Held’s prediction was, borne out the very first day of the second trial. On January 23,1937, Pyatakov “confessed” what was politically required by the Stalinist frame-up artists. While on a mission to Berlin for the Soviet government in the “first half of December 1935,” declared Pyatakov; “we got into an airplane and set off. We did not stop anywhere, and at approximately 3 p.m. we landed at the airdrome in Oslo.” From there he was whisked in an automobile “for about 30 minutes” and came to a “small house” and “there I saw Trotsky.”

A “Confession”

Pyatakoff “confessed” they talked “about two hours.” Trotsky “told me,” continued Pyatakov, “that he had conducted rather lengthy negotiations with the Vice-Chairman of the German National-Socialist Party – Hess.” In accordance with this “agreement” with Hess, Germany and Japan were to get economic and territorial concessions in the event of the defeat of the Soviet Union in war. Meanwhile Pyatakov was to return and start wrecking and murdering activities. And so, having been instructed, Pyatakov flew back to Berlin in the airplane.

How fantastic this confession sounded, can be judged from the fact that Pyatakov had been a loyal Stalinist and bitter opponent of Trotsky since 1928!

Trotsky from his Norway exile demanded that the prosecutor should cross-examine Pyatakov on his alleged airplane trip. What name did he use on his passport?

What happened at the customs? What hotel did he stay in after the alleged visit? And so on.

It would not take many answers on such specific points to expose the frame-up. Pyatakov, for instance, had already said it took 30 minutes to reach Trotsky’s house. Yet Trotsky lived about 45 miles from Oslo over difficult snow-bound roads that could not even be climbed without chains.

Naturally, Vyshinsky, who was closely adhering to the script prepared by the GPU for the frame-up, made no response whatever to these specific questions. His job was to cover up the frame-up, not expose it. The press however made an investigation in Oslo and discovered a most startling fact. No foreign airplane at all had landed at Oslo in the whole month of December!

Sensational News

This fact made such a sensation that virtually every newspaper outside the Soviet Union gave the story front-page prominence. On January 29, the Arbeiderbladet, organ of the Government Party in Norway, proved that no foreign airplane had landed at Kjeller airdrome “from September 1935 to May 1936.”

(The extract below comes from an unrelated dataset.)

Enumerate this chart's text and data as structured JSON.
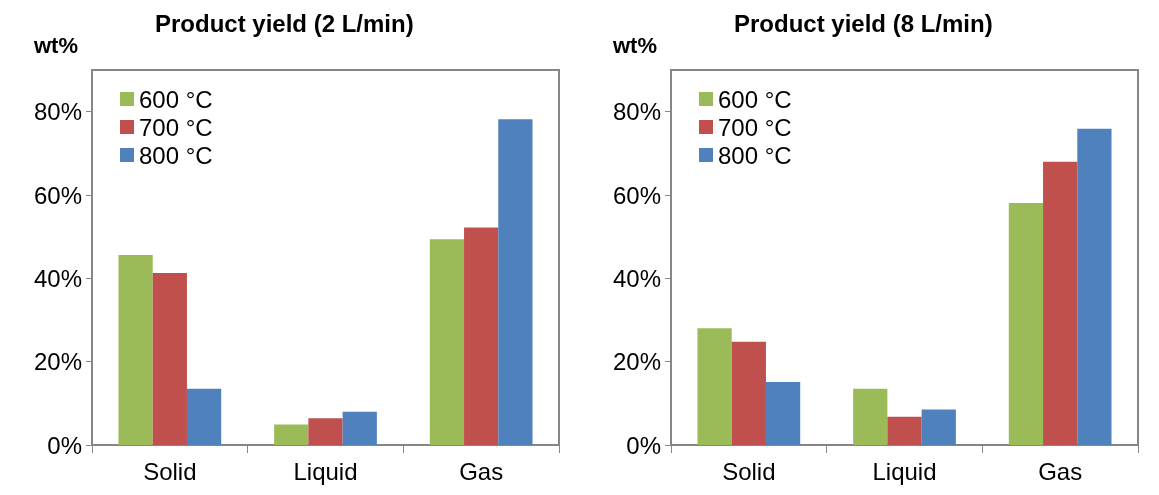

Pyatakov’s “confession” was thus exposed as a lie while the trial was still going on! Konrad Knudsen, a member of the Norwegian Parliament, wired Vyshinsky directly, calling his attention to the exposure which was being headlined throughout the world. Everyone waited to see how the prosecution would respond to the collapse of the frame-up. Would the defendants be freed?

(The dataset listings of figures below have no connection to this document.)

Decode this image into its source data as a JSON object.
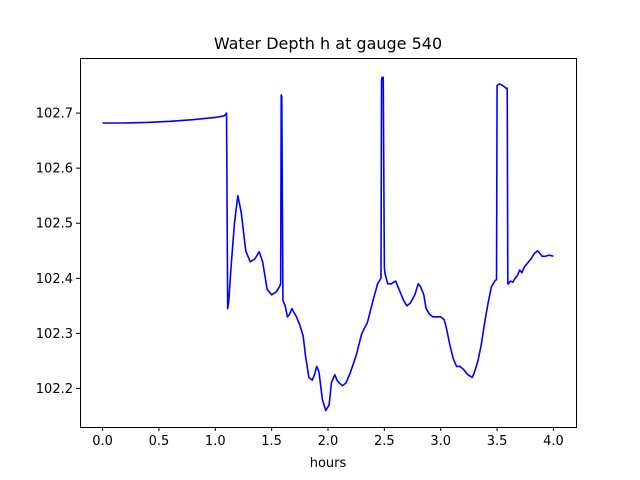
{
  "chart_data": {
    "type": "line",
    "title": "Water Depth h at gauge 540",
    "xlabel": "hours",
    "ylabel": "",
    "xlim": [
      -0.2,
      4.2
    ],
    "ylim": [
      102.13,
      102.8
    ],
    "grid": false,
    "xticks": [
      0.0,
      0.5,
      1.0,
      1.5,
      2.0,
      2.5,
      3.0,
      3.5,
      4.0
    ],
    "xtick_labels": [
      "0.0",
      "0.5",
      "1.0",
      "1.5",
      "2.0",
      "2.5",
      "3.0",
      "3.5",
      "4.0"
    ],
    "yticks": [
      102.2,
      102.3,
      102.4,
      102.5,
      102.6,
      102.7
    ],
    "ytick_labels": [
      "102.2",
      "102.3",
      "102.4",
      "102.5",
      "102.6",
      "102.7"
    ],
    "series": [
      {
        "color": "#0000ff",
        "x": [
          0.0,
          0.2,
          0.4,
          0.6,
          0.8,
          1.0,
          1.08,
          1.1,
          1.11,
          1.12,
          1.14,
          1.17,
          1.2,
          1.23,
          1.27,
          1.31,
          1.35,
          1.39,
          1.42,
          1.46,
          1.5,
          1.54,
          1.57,
          1.58,
          1.585,
          1.59,
          1.6,
          1.62,
          1.64,
          1.66,
          1.68,
          1.72,
          1.75,
          1.78,
          1.8,
          1.83,
          1.86,
          1.88,
          1.9,
          1.92,
          1.95,
          1.98,
          2.01,
          2.03,
          2.06,
          2.08,
          2.1,
          2.13,
          2.16,
          2.2,
          2.25,
          2.3,
          2.35,
          2.4,
          2.44,
          2.47,
          2.475,
          2.48,
          2.49,
          2.5,
          2.505,
          2.51,
          2.53,
          2.56,
          2.6,
          2.63,
          2.67,
          2.7,
          2.73,
          2.77,
          2.8,
          2.82,
          2.85,
          2.87,
          2.9,
          2.93,
          2.96,
          3.0,
          3.03,
          3.05,
          3.08,
          3.11,
          3.14,
          3.17,
          3.2,
          3.24,
          3.28,
          3.3,
          3.33,
          3.36,
          3.39,
          3.42,
          3.45,
          3.48,
          3.495,
          3.5,
          3.52,
          3.55,
          3.58,
          3.59,
          3.595,
          3.6,
          3.62,
          3.64,
          3.66,
          3.68,
          3.7,
          3.72,
          3.74,
          3.76,
          3.78,
          3.8,
          3.83,
          3.86,
          3.88,
          3.9,
          3.93,
          3.96,
          4.0
        ],
        "y": [
          102.682,
          102.682,
          102.683,
          102.685,
          102.688,
          102.692,
          102.695,
          102.7,
          102.345,
          102.36,
          102.42,
          102.5,
          102.55,
          102.52,
          102.45,
          102.43,
          102.435,
          102.448,
          102.43,
          102.38,
          102.37,
          102.375,
          102.385,
          102.39,
          102.733,
          102.73,
          102.36,
          102.35,
          102.33,
          102.335,
          102.345,
          102.33,
          102.315,
          102.295,
          102.26,
          102.22,
          102.215,
          102.225,
          102.24,
          102.23,
          102.18,
          102.16,
          102.17,
          102.21,
          102.225,
          102.215,
          102.21,
          102.205,
          102.21,
          102.23,
          102.26,
          102.3,
          102.32,
          102.36,
          102.39,
          102.4,
          102.76,
          102.765,
          102.765,
          102.42,
          102.41,
          102.405,
          102.39,
          102.39,
          102.395,
          102.38,
          102.36,
          102.35,
          102.355,
          102.37,
          102.39,
          102.385,
          102.37,
          102.345,
          102.335,
          102.33,
          102.33,
          102.33,
          102.325,
          102.31,
          102.28,
          102.255,
          102.24,
          102.24,
          102.235,
          102.225,
          102.22,
          102.23,
          102.25,
          102.28,
          102.32,
          102.355,
          102.385,
          102.395,
          102.398,
          102.75,
          102.753,
          102.75,
          102.745,
          102.745,
          102.39,
          102.39,
          102.395,
          102.393,
          102.4,
          102.405,
          102.415,
          102.41,
          102.42,
          102.425,
          102.43,
          102.435,
          102.445,
          102.45,
          102.445,
          102.44,
          102.44,
          102.442,
          102.44
        ]
      }
    ]
  }
}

Stalin, however, has his own way of reacting when caught red-handed. Trotsky told the press on January 29:

“I am very much afraid that the GPU will make haste to shoot Pyatakov in order to forestall further disconcerting questions and deprive the future international commission of inquiry of the opportunity to demand further clarification from Pyatakov.”

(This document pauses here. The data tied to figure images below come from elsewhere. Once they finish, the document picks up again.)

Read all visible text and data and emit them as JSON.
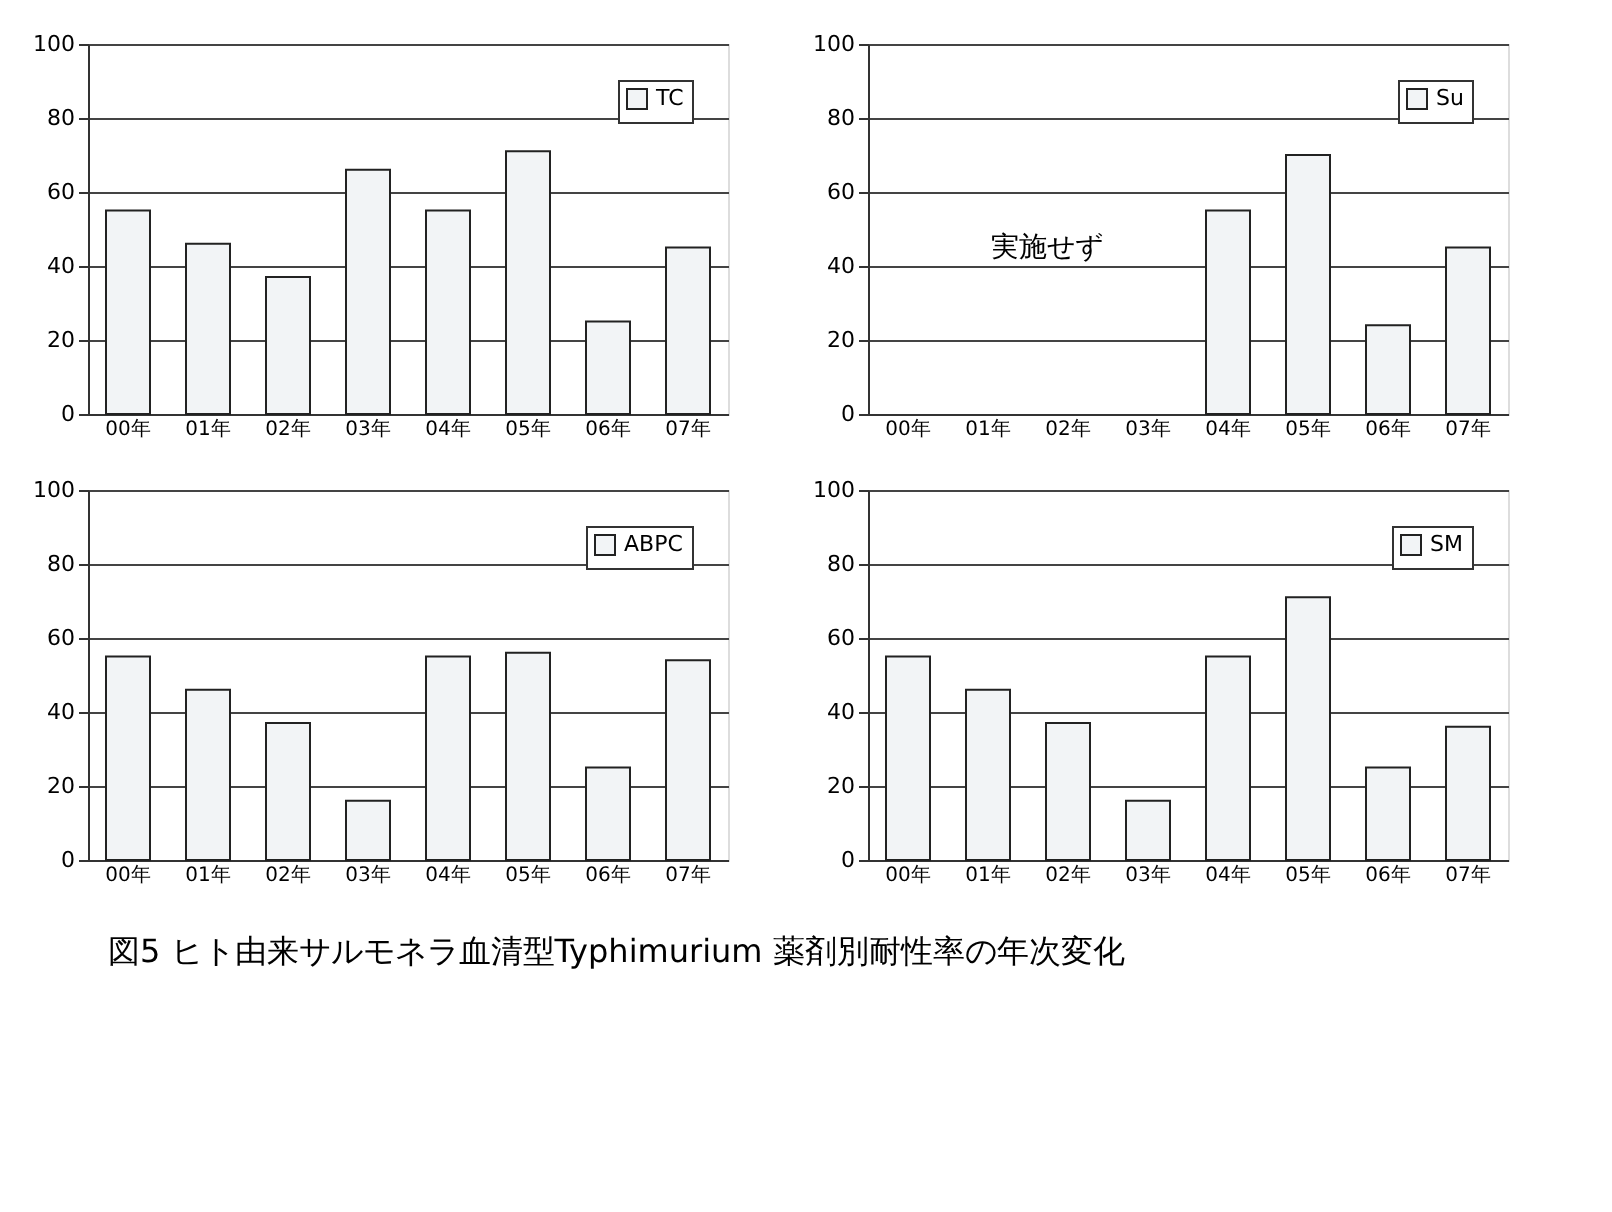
{
  "chart_data": [
    {
      "type": "bar",
      "categories": [
        "00年",
        "01年",
        "02年",
        "03年",
        "04年",
        "05年",
        "06年",
        "07年"
      ],
      "series": [
        {
          "name": "TC",
          "color": "#f2f4f6",
          "values": [
            55,
            46,
            37,
            66,
            55,
            71,
            25,
            45
          ]
        }
      ],
      "ylim": [
        0,
        100
      ],
      "yticks": [
        0,
        20,
        40,
        60,
        80,
        100
      ],
      "grid": "y",
      "legend": "top right"
    },
    {
      "type": "bar",
      "categories": [
        "00年",
        "01年",
        "02年",
        "03年",
        "04年",
        "05年",
        "06年",
        "07年"
      ],
      "series": [
        {
          "name": "Su",
          "color": "#f2f4f6",
          "values": [
            null,
            null,
            null,
            null,
            55,
            70,
            24,
            45
          ]
        }
      ],
      "ylim": [
        0,
        100
      ],
      "yticks": [
        0,
        20,
        40,
        60,
        80,
        100
      ],
      "grid": "y",
      "legend": "top right",
      "annotations": [
        "実施せず"
      ]
    },
    {
      "type": "bar",
      "categories": [
        "00年",
        "01年",
        "02年",
        "03年",
        "04年",
        "05年",
        "06年",
        "07年"
      ],
      "series": [
        {
          "name": "ABPC",
          "color": "#f2f4f6",
          "values": [
            55,
            46,
            37,
            16,
            55,
            56,
            25,
            54
          ]
        }
      ],
      "ylim": [
        0,
        100
      ],
      "yticks": [
        0,
        20,
        40,
        60,
        80,
        100
      ],
      "grid": "y",
      "legend": "top right"
    },
    {
      "type": "bar",
      "categories": [
        "00年",
        "01年",
        "02年",
        "03年",
        "04年",
        "05年",
        "06年",
        "07年"
      ],
      "series": [
        {
          "name": "SM",
          "color": "#f2f4f6",
          "values": [
            55,
            46,
            37,
            16,
            55,
            71,
            25,
            36
          ]
        }
      ],
      "ylim": [
        0,
        100
      ],
      "yticks": [
        0,
        20,
        40,
        60,
        80,
        100
      ],
      "grid": "y",
      "legend": "top right",
      "annotations": [
        "図5 ヒト由来サルモネラ血清型Typhimurium 薬剤別耐性率の年次変化"
      ]
    }
  ]
}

Trotsky proved correct. The very next day the trial was brought to a hasty close. And on February 1, two days after the wire to Vyshinsky, Pyatakov was precipitately killed. Dead men tell no tales.

But it was already too late. Pyatakov’s “confession” had become an indelible part of the record, unshakeable proof of the frame-up. Stalin liquidated Pyatakov but he could not liquidate the “confession” Pyatakov had made. The second Moscow trial had become another damning indictment of the Stalinist regime.

Explains Silence

In the light of these facts it is easy to see why the Stalinist prosecution at Nuremberg today has never so much as mentioned the slanderous charge about an alleged deal between Trotsky and the Nazis, although this constituted the principal accusation in the Moscow trials. Likewise it is easy to see why the Stalinist prosecution has remained silent about Natalia Trotsky’s demand that her attorney be permitted to cross-examine Rudolph Hess and the other Nazi defendants.

The Stalinists understand very well that such a cross-examination would only serve to call world attention once again to the innocence of Trotsky and the guilt of Stalin.